Transport for London (TfL) has awarded operator contracts that will see a further 152 new electric buses added to the capital’s peak vehicle requirement (PVR).
That will see routes 50, 131, 194, 250, 255, 280, 289, 314, 320 and R70, along with the night-only N250 and school day services 663 and 689, converted. All are in the southern half of London, with a particular concentration on the Croydon area.
That shift were confirmed across two tranches on 12 and 20 October, with the awards sitting alongside a smaller number of contracts that will use existing diesel or diesel-electric hybrid buses.
Of the zero-emission PVR uplift, 116 will be double-deckers and 36 will be single-deckers.
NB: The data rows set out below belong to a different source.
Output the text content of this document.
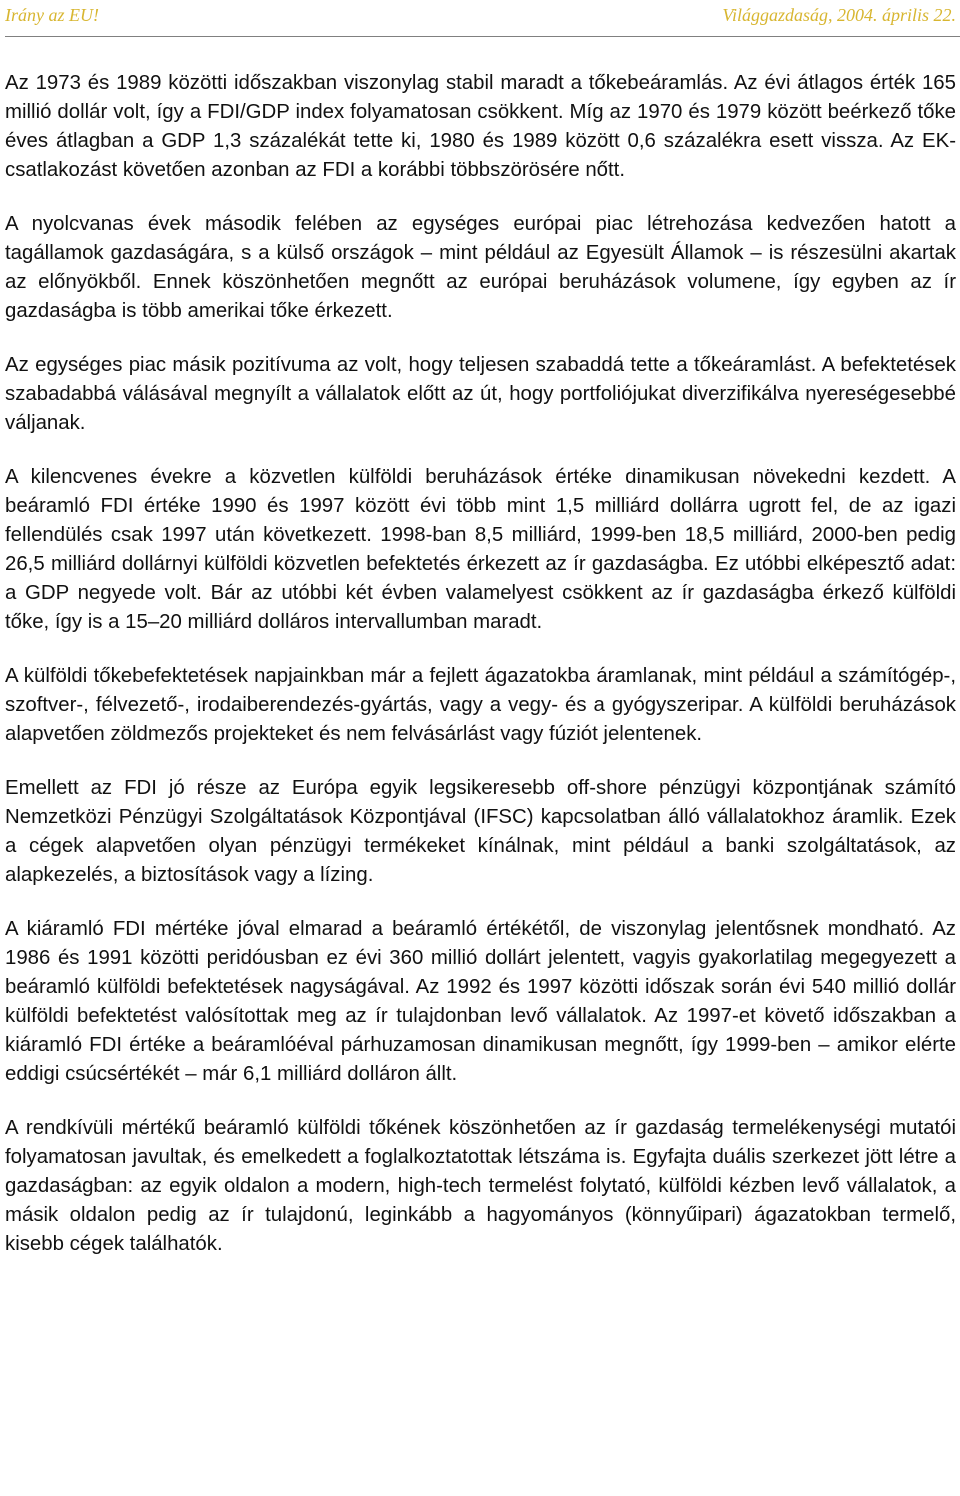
Irány az EU!	Világgazdaság, 2004. április 22.

Az 1973 és 1989 közötti időszakban viszonylag stabil maradt a tőkebeáramlás. Az évi átlagos érték 165 millió dollár volt, így a FDI/GDP index folyamatosan csökkent. Míg az 1970 és 1979 között beérkező tőke éves átlagban a GDP 1,3 százalékát tette ki, 1980 és 1989 között 0,6 százalékra esett vissza. Az EK-csatlakozást követően azonban az FDI a korábbi többszörösére nőtt.

A nyolcvanas évek második felében az egységes európai piac létrehozása kedvezően hatott a tagállamok gazdaságára, s a külső országok – mint például az Egyesült Államok – is részesülni akartak az előnyökből. Ennek köszönhetően megnőtt az európai beruházások volumene, így egyben az ír gazdaságba is több amerikai tőke érkezett.

Az egységes piac másik pozitívuma az volt, hogy teljesen szabaddá tette a tőkeáramlást. A befektetések szabadabbá válásával megnyílt a vállalatok előtt az út, hogy portfoliójukat diverzifikálva nyereségesebbé váljanak.

A kilencvenes évekre a közvetlen külföldi beruházások értéke dinamikusan növekedni kezdett. A beáramló FDI értéke 1990 és 1997 között évi több mint 1,5 milliárd dollárra ugrott fel, de az igazi fellendülés csak 1997 után következett. 1998-ban 8,5 milliárd, 1999-ben 18,5 milliárd, 2000-ben pedig 26,5 milliárd dollárnyi külföldi közvetlen befektetés érkezett az ír gazdaságba. Ez utóbbi elképesztő adat: a GDP negyede volt. Bár az utóbbi két évben valamelyest csökkent az ír gazdaságba érkező külföldi tőke, így is a 15–20 milliárd dolláros intervallumban maradt.

A külföldi tőkebefektetések napjainkban már a fejlett ágazatokba áramlanak, mint például a számítógép-, szoftver-, félvezető-, irodaiberendezés-gyártás, vagy a vegy- és a gyógyszeripar. A külföldi beruházások alapvetően zöldmezős projekteket és nem felvásárlást vagy fúziót jelentenek.

Emellett az FDI jó része az Európa egyik legsikeresebb off-shore pénzügyi központjának számító Nemzetközi Pénzügyi Szolgáltatások Központjával (IFSC) kapcsolatban álló vállalatokhoz áramlik. Ezek a cégek alapvetően olyan pénzügyi termékeket kínálnak, mint például a banki szolgáltatások, az alapkezelés, a biztosítások vagy a lízing.

A kiáramló FDI mértéke jóval elmarad a beáramló értékétől, de viszonylag jelentősnek mondható. Az 1986 és 1991 közötti peridóusban ez évi 360 millió dollárt jelentett, vagyis gyakorlatilag megegyezett a beáramló külföldi befektetések nagyságával. Az 1992 és 1997 közötti időszak során évi 540 millió dollár külföldi befektetést valósítottak meg az ír tulajdonban levő vállalatok. Az 1997-et követő időszakban a kiáramló FDI értéke a beáramlóéval párhuzamosan dinamikusan megnőtt, így 1999-ben – amikor elérte eddigi csúcsértékét – már 6,1 milliárd dolláron állt.

A rendkívüli mértékű beáramló külföldi tőkének köszönhetően az ír gazdaság termelékenységi mutatói folyamatosan javultak, és emelkedett a foglalkoztatottak létszáma is. Egyfajta duális szerkezet jött létre a gazdaságban: az egyik oldalon a modern, high-tech termelést folytató, külföldi kézben levő vállalatok, a másik oldalon pedig az ír tulajdonú, leginkább a hagyományos (könnyűipari) ágazatokban termelő, kisebb cégek találhatók.
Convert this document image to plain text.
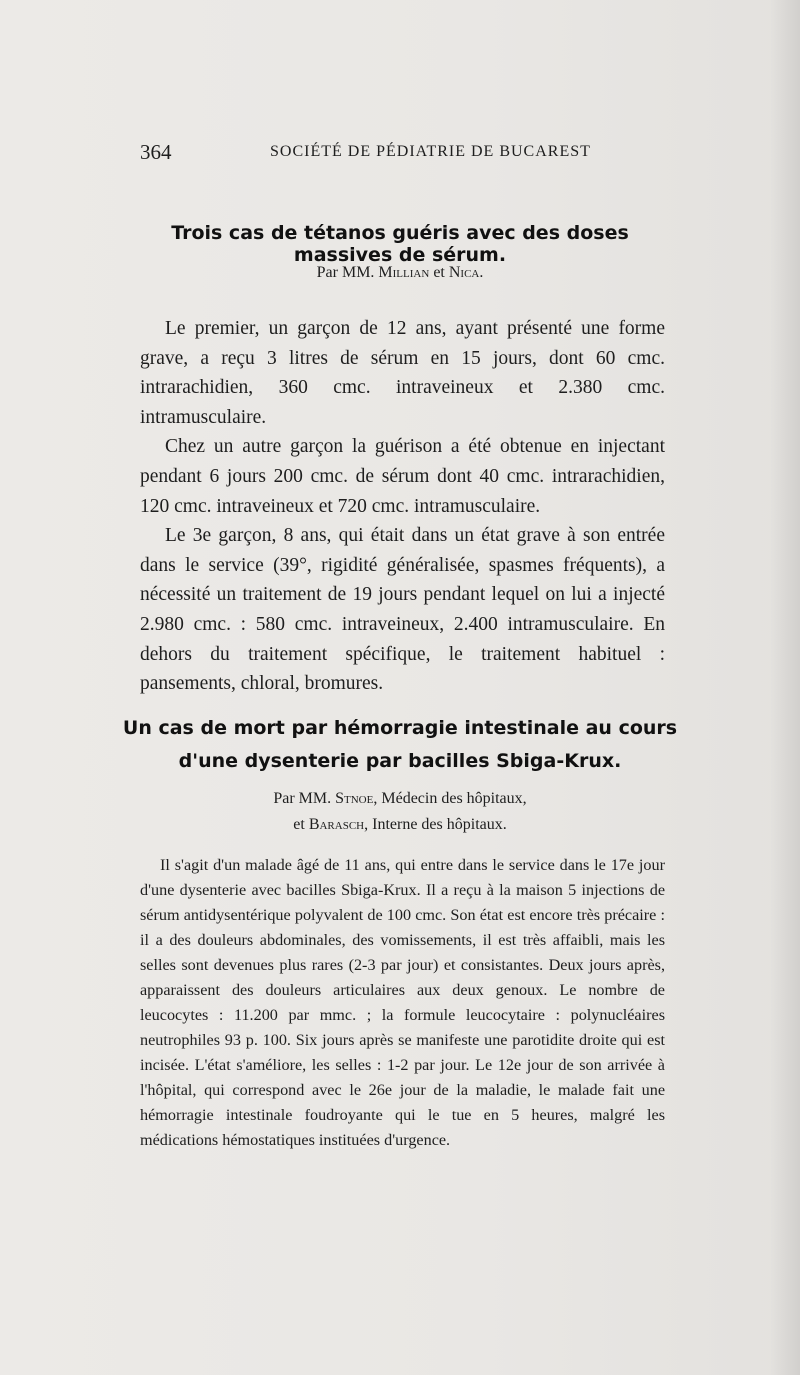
364	SOCIÉTÉ DE PÉDIATRIE DE BUCAREST
Trois cas de tétanos guéris avec des doses massives de sérum.
Par MM. Millian et Nica.

Le premier, un garçon de 12 ans, ayant présenté une forme grave, a reçu 3 litres de sérum en 15 jours, dont 60 cmc. intrarachidien, 360 cmc. intraveineux et 2.380 cmc. intramusculaire.

Chez un autre garçon la guérison a été obtenue en injectant pendant 6 jours 200 cmc. de sérum dont 40 cmc. intrarachidien, 120 cmc. intraveineux et 720 cmc. intramusculaire.

Le 3e garçon, 8 ans, qui était dans un état grave à son entrée dans le service (39°, rigidité généralisée, spasmes fréquents), a nécessité un traitement de 19 jours pendant lequel on lui a injecté 2.980 cmc. : 580 cmc. intraveineux, 2.400 intramusculaire. En dehors du traitement spécifique, le traitement habituel : pansements, chloral, bromures.

Un cas de mort par hémorragie intestinale au cours
d'une dysenterie par bacilles Sbiga-Krux.
Par MM. Stnoe, Médecin des hôpitaux,
et Barasch, Interne des hôpitaux.

Il s'agit d'un malade âgé de 11 ans, qui entre dans le service dans le 17e jour d'une dysenterie avec bacilles Sbiga-Krux. Il a reçu à la maison 5 injections de sérum antidysentérique polyvalent de 100 cmc. Son état est encore très précaire : il a des douleurs abdominales, des vomissements, il est très affaibli, mais les selles sont devenues plus rares (2-3 par jour) et consistantes. Deux jours après, apparaissent des douleurs articulaires aux deux genoux. Le nombre de leucocytes : 11.200 par mmc. ; la formule leucocytaire : polynucléaires neutrophiles 93 p. 100. Six jours après se manifeste une parotidite droite qui est incisée. L'état s'améliore, les selles : 1-2 par jour. Le 12e jour de son arrivée à l'hôpital, qui correspond avec le 26e jour de la maladie, le malade fait une hémorragie intestinale foudroyante qui le tue en 5 heures, malgré les médications hémostatiques instituées d'urgence.
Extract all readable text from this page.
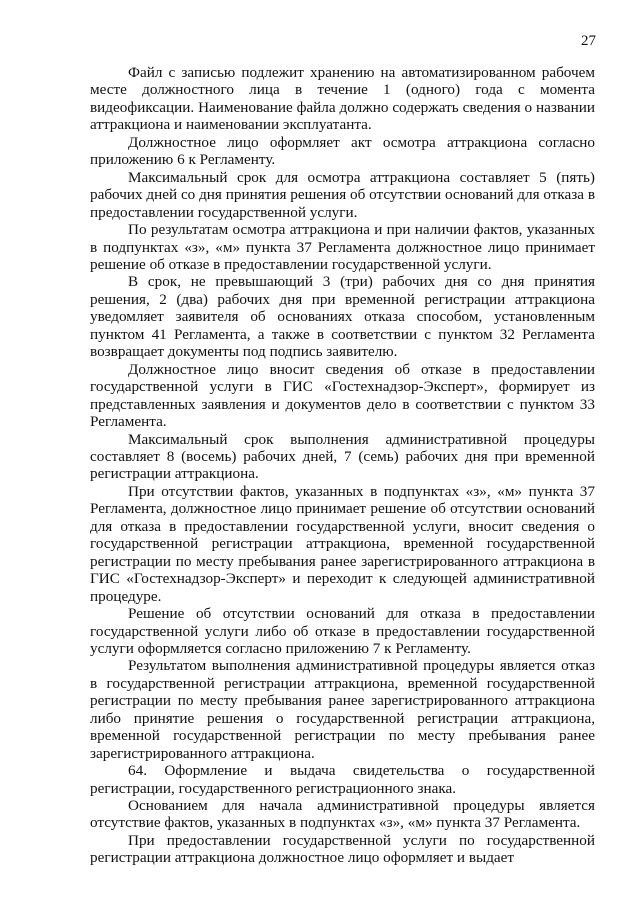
27

Файл с записью подлежит хранению на автоматизированном рабочем месте должностного лица в течение 1 (одного) года с момента видеофиксации. Наименование файла должно содержать сведения о названии аттракциона и наименовании эксплуатанта.

Должностное лицо оформляет акт осмотра аттракциона согласно приложению 6 к Регламенту.

Максимальный срок для осмотра аттракциона составляет 5 (пять) рабочих дней со дня принятия решения об отсутствии оснований для отказа в предоставлении государственной услуги.

По результатам осмотра аттракциона и при наличии фактов, указанных в подпунктах «з», «м» пункта 37 Регламента должностное лицо принимает решение об отказе в предоставлении государственной услуги.

В срок, не превышающий 3 (три) рабочих дня со дня принятия решения, 2 (два) рабочих дня при временной регистрации аттракциона уведомляет заявителя об основаниях отказа способом, установленным пунктом 41 Регламента, а также в соответствии с пунктом 32 Регламента возвращает документы под подпись заявителю.

Должностное лицо вносит сведения об отказе в предоставлении государственной услуги в ГИС «Гостехнадзор-Эксперт», формирует из представленных заявления и документов дело в соответствии с пунктом 33 Регламента.

Максимальный срок выполнения административной процедуры составляет 8 (восемь) рабочих дней, 7 (семь) рабочих дня при временной регистрации аттракциона.

При отсутствии фактов, указанных в подпунктах «з», «м» пункта 37 Регламента, должностное лицо принимает решение об отсутствии оснований для отказа в предоставлении государственной услуги, вносит сведения о государственной регистрации аттракциона, временной государственной регистрации по месту пребывания ранее зарегистрированного аттракциона в ГИС «Гостехнадзор-Эксперт» и переходит к следующей административной процедуре.

Решение об отсутствии оснований для отказа в предоставлении государственной услуги либо об отказе в предоставлении государственной услуги оформляется согласно приложению 7 к Регламенту.

Результатом выполнения административной процедуры является отказ в государственной регистрации аттракциона, временной государственной регистрации по месту пребывания ранее зарегистрированного аттракциона либо принятие решения о государственной регистрации аттракциона, временной государственной регистрации по месту пребывания ранее зарегистрированного аттракциона.

64. Оформление и выдача свидетельства о государственной регистрации, государственного регистрационного знака.

Основанием для начала административной процедуры является отсутствие фактов, указанных в подпунктах «з», «м» пункта 37 Регламента.

При предоставлении государственной услуги по государственной регистрации аттракциона должностное лицо оформляет и выдает
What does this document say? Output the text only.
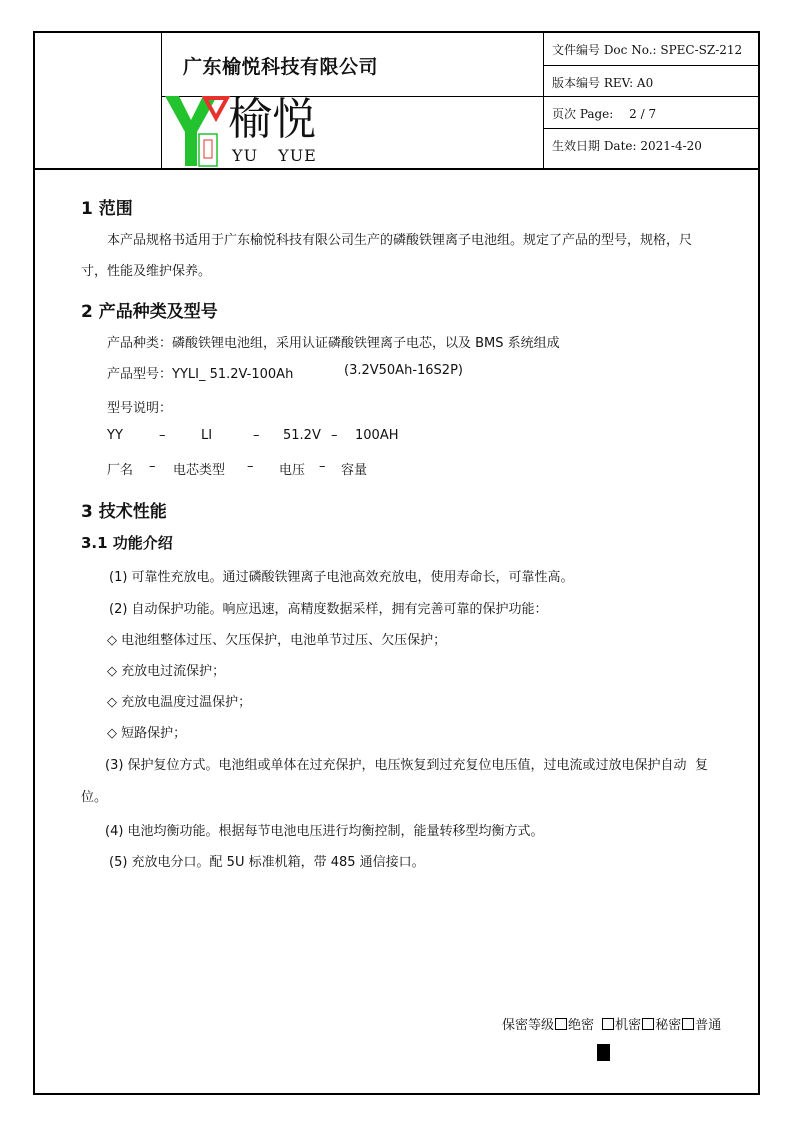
广东榆悦科技有限公司
文件编号 Doc No.: SPEC-SZ-212
版本编号 REV: A0
页次 Page: 2 / 7
生效日期 Date: 2021-4-20
榆悦
YU YUE
1 范围
本产品规格书适用于广东榆悦科技有限公司生产的磷酸铁锂离子电池组。规定了产品的型号，规格，尺
寸，性能及维护保养。
2 产品种类及型号
产品种类：磷酸铁锂电池组，采用认证磷酸铁锂离子电芯，以及 BMS 系统组成
产品型号：YYLI_ 51.2V-100Ah	(3.2V50Ah-16S2P)
型号说明：
YY	–	LI	– 51.2V – 100AH
厂名 – 电芯类型 – 电压 – 容量
3 技术性能
3.1 功能介绍
(1) 可靠性充放电。通过磷酸铁锂离子电池高效充放电，使用寿命长，可靠性高。
(2) 自动保护功能。响应迅速，高精度数据采样，拥有完善可靠的保护功能：
◇ 电池组整体过压、欠压保护，电池单节过压、欠压保护；
◇ 充放电过流保护；
◇ 充放电温度过温保护；
◇ 短路保护；
(3) 保护复位方式。电池组或单体在过充保护，电压恢复到过充复位电压值，过电流或过放电保护自动 复
位。
(4) 电池均衡功能。根据每节电池电压进行均衡控制，能量转移型均衡方式。
(5) 充放电分口。配 5U 标准机箱，带 485 通信接口。
保密等级 绝密 机密 秘密 普通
All route contracts that call for those buses begin in 2024 and will last for seven years, although TfL notes that entry into service of vehicles is dependent on timescales around delivery and infrastructure completion.
Arriva London will take the bulk of the additional zero-emission buses via a PVR of 76 across both tranches. Go-Ahead London accounts for 49, Stagecoach London 16, and Abellio London 11. Of the routes awarded, only one – single-vehicle school service 663 – changes hands, moving from Go-Ahead London to Arriva London.
Papers filed by TfL ahead of a meeting of its Safety, Sustainability and Human Resources Panel on 13 September stated that as of then, 1,150 zero-emission buses – including 20 hydrogen fuel cell-electric examples with Metroline – were in service in London, making up over 13% of the red bus fleet.
TfL says that by spring 2024, the number is on track to increase to 1,400. The body is also on target to have a full zero-emission bus fleet by 2034, although it remains the case that such an achievement will come by 2030 if government funding to do so is received.
However, opportunity around that accelerated timeframe “is closing,” according to an investment programme report put before TfL’s Programmes and Investment Committee on 5 October. It notes that route contracts generally running for seven years is a constraint on that faster transition. The report says that around 700 zero-emission buses are on order.